Derk pulled downwards hard on Filbert’s bit. “Shut up. I can only repeat that I’m sorry, Wizard. And I don’t think there’s been any disruption—”

“What do you know about it?” Wermacht interrupted. “I don’t know who you are, but I can see from the look of you that you haven’t a clue about the dignity of education. Just go. Take your monster and go, before I start using magic.” He shot an unloving look at Elda. “We’ve one monster too many here already!”

At this, Derk’s shoulders humped and his head bowed in a way Elda knew meant trouble.

But here, Corkoran came rushing across the courtyard from the Spellman Building with his palm-tree tie streaming over his left shoulder. One of his senior students had seen trouble brewing from the refectory windows and sent him a warn spell. “Oh, Wizard Derk,” Corkoran panted cordially. “I am so very pleased to meet you again. You may not remember me. Corkoran. We met during the last tour.” He held out a hand that quivered with his hurry.

Wermacht’s reaction would have been comic if, as Olga said, it had not been so disgusting. He bowed and more or less wrung his hands with servile welcome. “Wizard Derk!” he said. “The famous Wizard Derk, doing us the honour to come here! Corkoran, we were just discussing, Wizard Derk and I—”
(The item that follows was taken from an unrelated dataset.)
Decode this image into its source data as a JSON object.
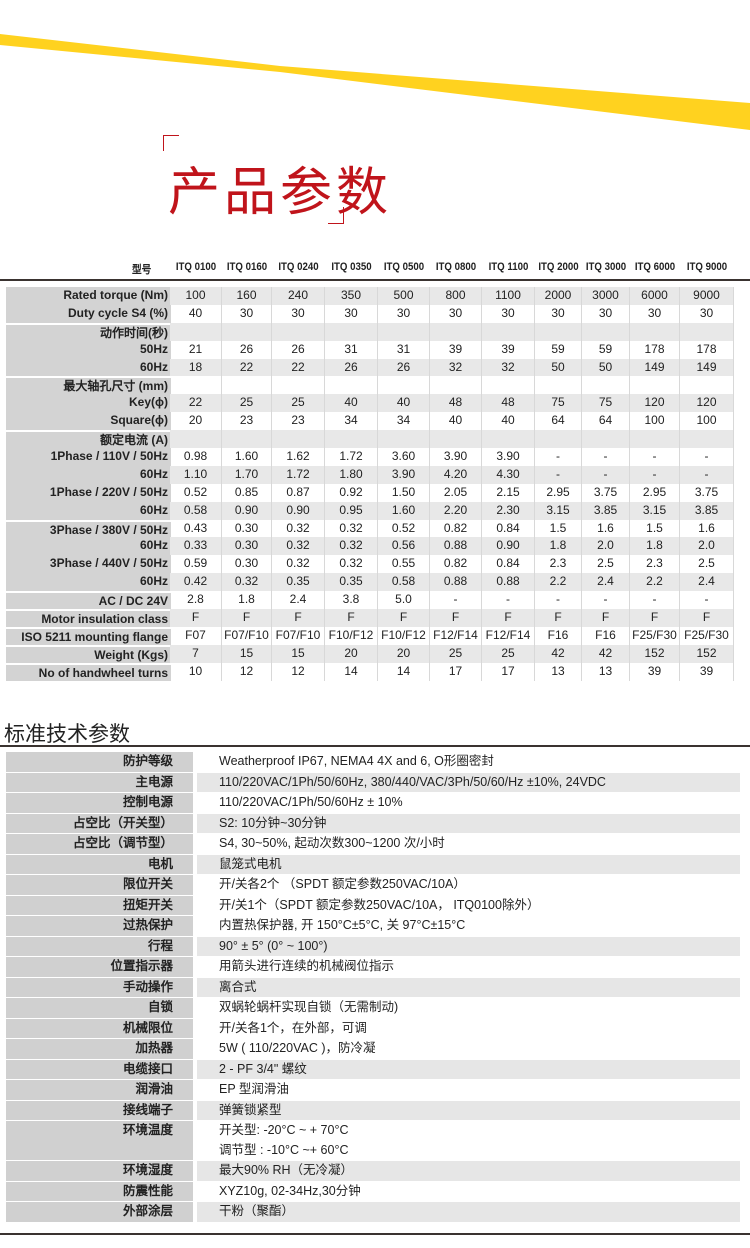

Derk shook hands with Corkoran. “Thank you for intervening,” he said. “I remember you had the tour after Finn’s. I was just leaving, I’m afraid. I had been thinking of discussing a donation with you – though my funds are always rather tied up in pigs and oranges and things – but as things turn out, I don’t feel like it today. Perhaps later. Unless, of course,” he added, putting his foot into Filbert’s stirrup, ready to mount, “my daughter has any further reason to complain of being treated as a monster. In that case, I shall remove her at once.”

He swung himself into the saddle. Filbert’s great wings spread and clapped. Wermacht ducked as horse and rider plunged up into the air, leaving Corkoran staring upwards in consternation.

“Wermacht,” Corkoran said with his teeth clenched, and too quietly, he hoped, for the students around the statue to hear, “Wermacht, you have just lost us at least a thousand gold pieces. I don’t know how you did it, but if you do anything like that again, you lose your job. Is that clear?”